Biodiesel by-product glycerin contains unused catalysts and soaps that are neutralized with an acid and sent to storage as crude glycerin in some cases. The salt formed during the glycerin neutralization is recovered  for use as fertilizer and sometimes the salt is left as glycerin (Biodiesel Fuel Fact Sheet, 2007). Biodiesel is used in producing pure glycerin when alcohol and water are removed  to produce 80-88% pure glycerin and can be sold as pure glycerin (Biodiesel Fuel Fact Sheet, 2007).

The glycerin can be used in more sophistiscated  operation and the glycerol is used to distil to higher purity and sold into the cosmetics and pharmaceuticals market (Biodiesel Fuel Fact Sheet, 2007).


This research work is aimed at ascertaining conditions for optimum yield of  biodiesel from coconut oil and to determine the viability of the seed oil as potential source of biodiesel production.

The specific objectives of the research work include; a  To determine the percentage yield of coconut seed oil (CSO) using n-hexane as extraction solvent. b   To determine the physicochemical properties of the coconut seed oil. c   To optimize the condition variables for biodiesel from coconut oil. d    To analyze the fatty acid  methyl composition of CSO and COME. e   To determine the fuel properties of the produced COME.

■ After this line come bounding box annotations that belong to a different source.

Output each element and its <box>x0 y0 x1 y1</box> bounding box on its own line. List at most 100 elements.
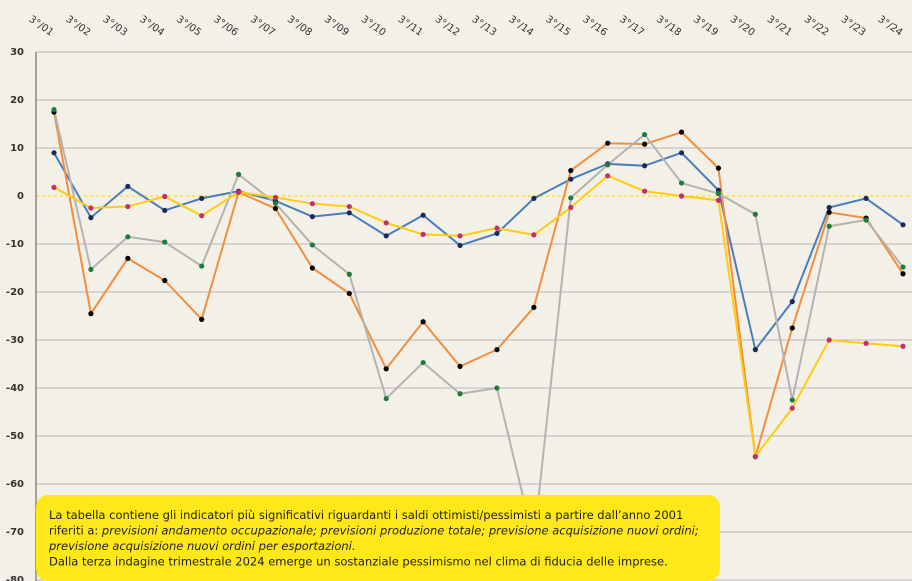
marker <box>235 189 242 195</box>
marker <box>642 131 648 138</box>
marker <box>88 215 94 221</box>
marker <box>420 319 426 325</box>
marker <box>51 150 57 156</box>
y-tick-label: 0 <box>17 191 24 202</box>
marker <box>272 205 279 212</box>
marker <box>715 191 722 197</box>
annotation-line: Dalla terza indagine trimestrale 2024 em… <box>49 554 668 568</box>
marker <box>125 234 131 240</box>
annotation-text: riferiti a: <box>49 523 102 537</box>
marker <box>642 141 648 147</box>
marker <box>346 271 352 277</box>
marker <box>678 180 685 186</box>
y-tick-label: -30 <box>6 335 24 346</box>
marker <box>420 212 426 218</box>
marker <box>752 347 758 353</box>
marker <box>346 203 352 210</box>
marker <box>309 214 315 220</box>
marker <box>789 299 795 305</box>
series-line <box>53 111 904 457</box>
marker <box>383 366 389 372</box>
marker <box>900 222 906 228</box>
marker <box>494 385 500 391</box>
marker <box>642 188 648 194</box>
annotation-text: previsione acquisizione nuovi ordini per… <box>48 539 356 553</box>
marker <box>420 231 426 237</box>
series-line <box>53 151 904 352</box>
annotation: La tabella contiene gli indicatori più s… <box>48 508 699 569</box>
marker <box>678 193 685 199</box>
marker <box>568 176 574 182</box>
marker <box>125 203 131 210</box>
marker <box>568 167 574 174</box>
marker <box>51 184 57 190</box>
series-line <box>53 174 904 460</box>
marker <box>199 195 205 201</box>
marker <box>605 173 611 179</box>
marker <box>863 340 869 346</box>
marker <box>383 395 389 402</box>
marker <box>900 343 906 349</box>
annotation-line: previsione acquisizione nuovi ordini per… <box>48 539 356 553</box>
y-tick-label: -20 <box>6 287 24 298</box>
marker <box>568 204 574 211</box>
marker <box>826 337 832 343</box>
marker <box>678 150 685 156</box>
marker <box>272 200 279 206</box>
marker <box>309 242 315 248</box>
marker <box>383 233 389 239</box>
marker <box>826 223 832 229</box>
marker <box>531 304 537 310</box>
marker <box>752 211 758 217</box>
marker <box>900 264 906 270</box>
y-tick-label: -50 <box>6 431 24 442</box>
marker <box>642 163 648 169</box>
y-tick-label: -60 <box>6 479 24 490</box>
marker <box>531 195 537 201</box>
marker <box>752 454 758 460</box>
marker <box>346 290 352 297</box>
marker <box>494 230 500 237</box>
marker <box>51 107 57 113</box>
y-tick-label: -40 <box>6 383 24 394</box>
marker <box>199 316 205 322</box>
marker <box>494 347 500 353</box>
y-tick-label: -70 <box>6 527 24 538</box>
marker <box>162 277 168 284</box>
marker <box>272 194 279 201</box>
marker <box>715 165 722 171</box>
marker <box>309 265 315 271</box>
annotation-text: Dalla terza indagine trimestrale 2024 em… <box>49 554 668 568</box>
annotation-box <box>36 495 720 581</box>
marker <box>900 271 906 277</box>
marker <box>568 195 574 201</box>
y-tick-label: 20 <box>10 95 24 106</box>
marker <box>789 325 795 331</box>
y-tick-label: 30 <box>10 47 24 58</box>
marker <box>457 233 463 239</box>
marker <box>715 197 722 203</box>
marker <box>199 213 205 219</box>
lines <box>51 107 906 545</box>
marker <box>678 129 685 135</box>
annotation-line: riferiti a: previsioni andamento occupaz… <box>49 523 699 537</box>
marker <box>88 311 94 317</box>
marker <box>789 405 795 411</box>
marker <box>346 210 352 216</box>
marker <box>88 266 94 273</box>
marker <box>826 204 832 211</box>
marker <box>605 140 611 146</box>
marker <box>162 207 168 213</box>
marker <box>605 162 611 168</box>
marker <box>863 217 869 223</box>
marker <box>457 242 463 249</box>
annotation-line: La tabella contiene gli indicatori più s… <box>49 508 683 522</box>
series-line <box>53 109 904 542</box>
annotation-text: previsioni andamento occupazionale; prev… <box>101 523 699 537</box>
marker <box>125 183 131 189</box>
marker <box>309 201 315 207</box>
marker <box>162 193 168 200</box>
y-tick-label: 10 <box>10 143 24 154</box>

Coconut oil is an edible oil extracted from the kernel of matured coconuts harvested from coconut palm. Because of its high saturated fat content it is slow to oxidize thus resistant to rancidification lasting upto two years without spoiling.

Although several researchers reported works on optimization of biodiesel production from coconut oil through transesterificaton process but not using Response surface methodology to design and optimize result of analysis as in this work, so the variables that affect biodiesel production the most are studied in order to obtained the most efficient range of variables for biodiesel production..

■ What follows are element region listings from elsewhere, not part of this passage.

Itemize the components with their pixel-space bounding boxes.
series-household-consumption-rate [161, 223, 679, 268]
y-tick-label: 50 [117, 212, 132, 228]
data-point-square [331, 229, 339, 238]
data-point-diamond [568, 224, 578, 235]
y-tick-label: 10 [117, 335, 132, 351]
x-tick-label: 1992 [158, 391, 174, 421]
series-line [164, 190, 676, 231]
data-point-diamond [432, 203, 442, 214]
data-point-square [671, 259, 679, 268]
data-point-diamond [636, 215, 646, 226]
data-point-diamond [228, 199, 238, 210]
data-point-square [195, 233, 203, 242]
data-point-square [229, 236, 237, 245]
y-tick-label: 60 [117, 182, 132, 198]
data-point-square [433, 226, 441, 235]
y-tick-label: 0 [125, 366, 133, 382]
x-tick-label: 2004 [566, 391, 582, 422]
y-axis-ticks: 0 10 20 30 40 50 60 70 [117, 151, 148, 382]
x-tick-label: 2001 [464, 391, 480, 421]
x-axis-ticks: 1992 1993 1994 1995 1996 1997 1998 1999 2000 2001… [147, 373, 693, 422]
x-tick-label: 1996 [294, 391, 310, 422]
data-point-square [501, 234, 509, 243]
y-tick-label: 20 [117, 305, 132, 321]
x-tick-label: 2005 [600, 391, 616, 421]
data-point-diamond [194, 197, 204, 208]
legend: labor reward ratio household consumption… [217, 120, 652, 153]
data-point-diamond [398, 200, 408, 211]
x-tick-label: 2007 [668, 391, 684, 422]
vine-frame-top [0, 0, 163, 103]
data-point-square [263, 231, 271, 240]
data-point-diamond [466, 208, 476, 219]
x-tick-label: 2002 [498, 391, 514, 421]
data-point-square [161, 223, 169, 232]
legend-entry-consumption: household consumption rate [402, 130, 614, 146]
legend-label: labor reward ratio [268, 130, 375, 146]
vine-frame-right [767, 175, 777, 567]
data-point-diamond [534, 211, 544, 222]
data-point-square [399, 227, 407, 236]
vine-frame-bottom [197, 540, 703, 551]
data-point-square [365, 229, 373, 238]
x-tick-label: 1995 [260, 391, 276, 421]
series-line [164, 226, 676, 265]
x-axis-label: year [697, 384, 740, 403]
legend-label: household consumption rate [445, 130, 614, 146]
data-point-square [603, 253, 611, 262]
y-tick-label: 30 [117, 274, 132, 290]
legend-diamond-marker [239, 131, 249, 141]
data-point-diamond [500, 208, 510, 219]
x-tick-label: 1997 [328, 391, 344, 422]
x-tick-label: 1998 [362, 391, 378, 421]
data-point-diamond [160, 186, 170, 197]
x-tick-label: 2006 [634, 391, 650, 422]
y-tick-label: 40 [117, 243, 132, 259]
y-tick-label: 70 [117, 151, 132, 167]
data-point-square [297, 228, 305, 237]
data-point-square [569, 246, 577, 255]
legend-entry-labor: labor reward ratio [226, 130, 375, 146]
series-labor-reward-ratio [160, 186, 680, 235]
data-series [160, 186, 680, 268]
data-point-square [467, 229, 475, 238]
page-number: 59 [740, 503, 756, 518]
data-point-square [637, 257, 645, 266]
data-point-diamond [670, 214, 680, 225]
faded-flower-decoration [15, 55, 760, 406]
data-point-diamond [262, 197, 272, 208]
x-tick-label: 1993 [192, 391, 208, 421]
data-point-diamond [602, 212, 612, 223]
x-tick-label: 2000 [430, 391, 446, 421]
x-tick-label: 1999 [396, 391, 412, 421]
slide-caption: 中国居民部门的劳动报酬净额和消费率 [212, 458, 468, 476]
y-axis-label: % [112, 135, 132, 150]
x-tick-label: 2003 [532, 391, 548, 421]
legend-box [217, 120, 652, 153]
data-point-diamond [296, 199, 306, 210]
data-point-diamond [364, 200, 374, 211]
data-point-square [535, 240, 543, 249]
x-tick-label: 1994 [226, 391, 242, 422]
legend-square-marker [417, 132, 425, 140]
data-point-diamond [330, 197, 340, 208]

The Nigeria’s vegetation and rainfall regime support agrarian activities that can produce feedstock for biofuel production, also the land can be used to produce non-food products including biodiesel for the domestic energy market to diminish imports. Much research has been done on biodiesel over the past decades after the oil crisis in 1973. At present, the concern about environmental regulations has been the major reason to look for alternatives fuel.

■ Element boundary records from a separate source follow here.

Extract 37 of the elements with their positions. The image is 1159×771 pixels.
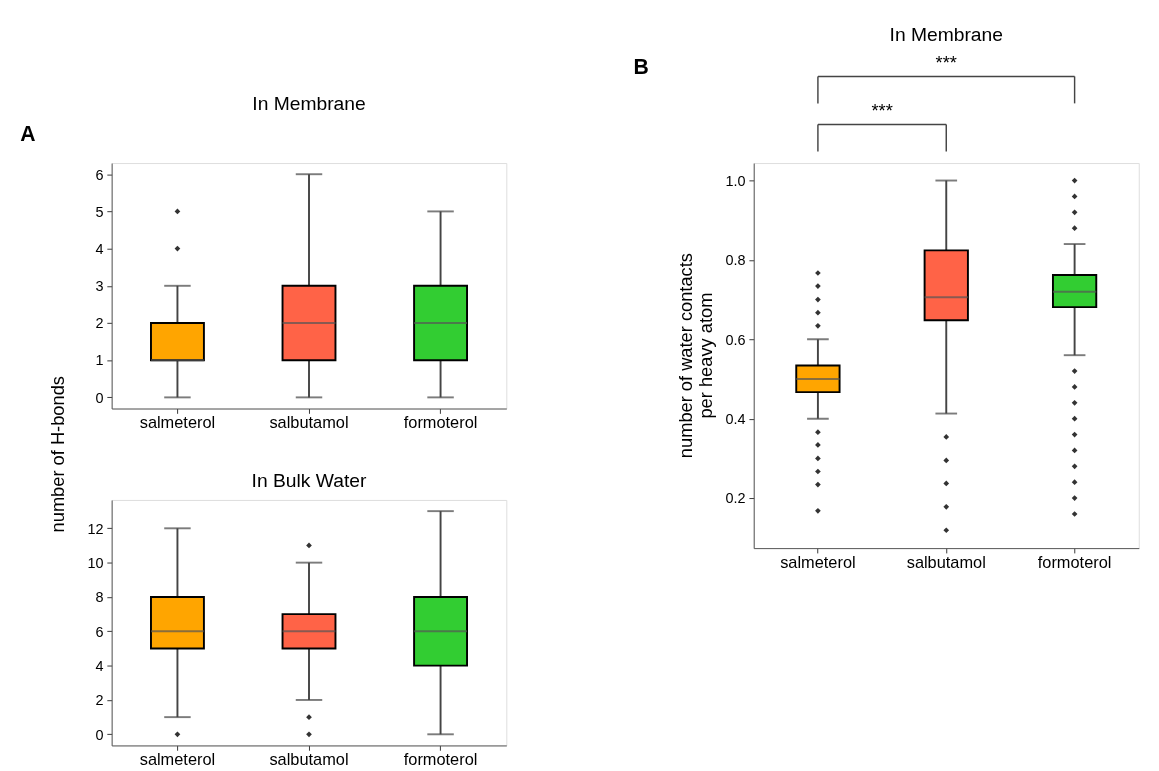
x-tick-label: salmeterol	[139, 413, 216, 432]
y-tick-label: 1	[95, 352, 104, 369]
x-tick-label: salbutamol	[269, 750, 349, 769]
y-tick-label: 4	[95, 657, 104, 674]
y-axis-title: number of H-bonds	[47, 376, 69, 533]
y-tick-label: 3	[95, 278, 104, 295]
x-tick-label: formoterol	[403, 413, 478, 432]
text: ***	[871, 99, 893, 121]
y-tick-label: 2	[95, 692, 104, 709]
y-tick-label: 0	[95, 389, 104, 406]
y-tick-label: 4	[95, 240, 104, 257]
x-tick-label: formoterol	[1037, 552, 1112, 571]
y-axis-title: number of water contacts per heavy atom	[675, 253, 717, 459]
chart-title: In Membrane	[252, 93, 366, 115]
chart-title: In Membrane	[889, 23, 1003, 45]
y-tick-label: 8	[95, 589, 104, 606]
x-tick-label: salbutamol	[269, 413, 349, 432]
x-tick-label: formoterol	[403, 750, 478, 769]
y-tick-label: 6	[95, 166, 104, 183]
y-tick-label: 0	[95, 726, 104, 743]
y-tick-label: 0.2	[725, 490, 746, 507]
y-tick-label: 0.6	[725, 331, 746, 348]
text: B	[633, 54, 649, 78]
y-tick-label: 2	[95, 315, 104, 332]
x-tick-label: salbutamol	[906, 552, 986, 571]
y-tick-label: 0.8	[725, 252, 746, 269]
y-tick-label: 12	[87, 520, 104, 537]
text: ***	[935, 51, 957, 73]
y-tick-label: 1.0	[725, 172, 746, 189]
y-tick-label: 6	[95, 623, 104, 640]
y-tick-label: 10	[87, 554, 104, 571]
y-tick-label: 0.4	[725, 411, 746, 427]
y-tick-label: 5	[95, 203, 104, 220]
x-tick-label: salmeterol	[139, 750, 216, 769]
chart-title: In Bulk Water	[251, 469, 367, 491]
x-tick-label: salmeterol	[780, 552, 856, 571]
text: A	[20, 121, 36, 145]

Transesterification method have been widely used to reduce viscosity and improve fuel properties of vegetable oil because of its low temperature and pressure conditions also maximum conversion with no intermediate reaction. The reaction variables  that affect the transesterication process the most i.e the molar ratio, catalyst type/concentration, temperature and time were studied using

Response surface methodology to optimize and analyze the biodiesel produce taking fatty acid content and moisture of the oil in consideration this has the potential of cost reduction and efficient utilization of resources.

The cocos nucifera are cultivated crops in the tropics and subtropic area in the western part of Nigeria. The coconut kernel gives an appreciable amount of oil when processed; therefore it can be properly utilized for biodiesel production. Though significant amount of biodiesel has been produced so far but there is a lack of full or partial replacement of fossil fuels that needs to be discussed.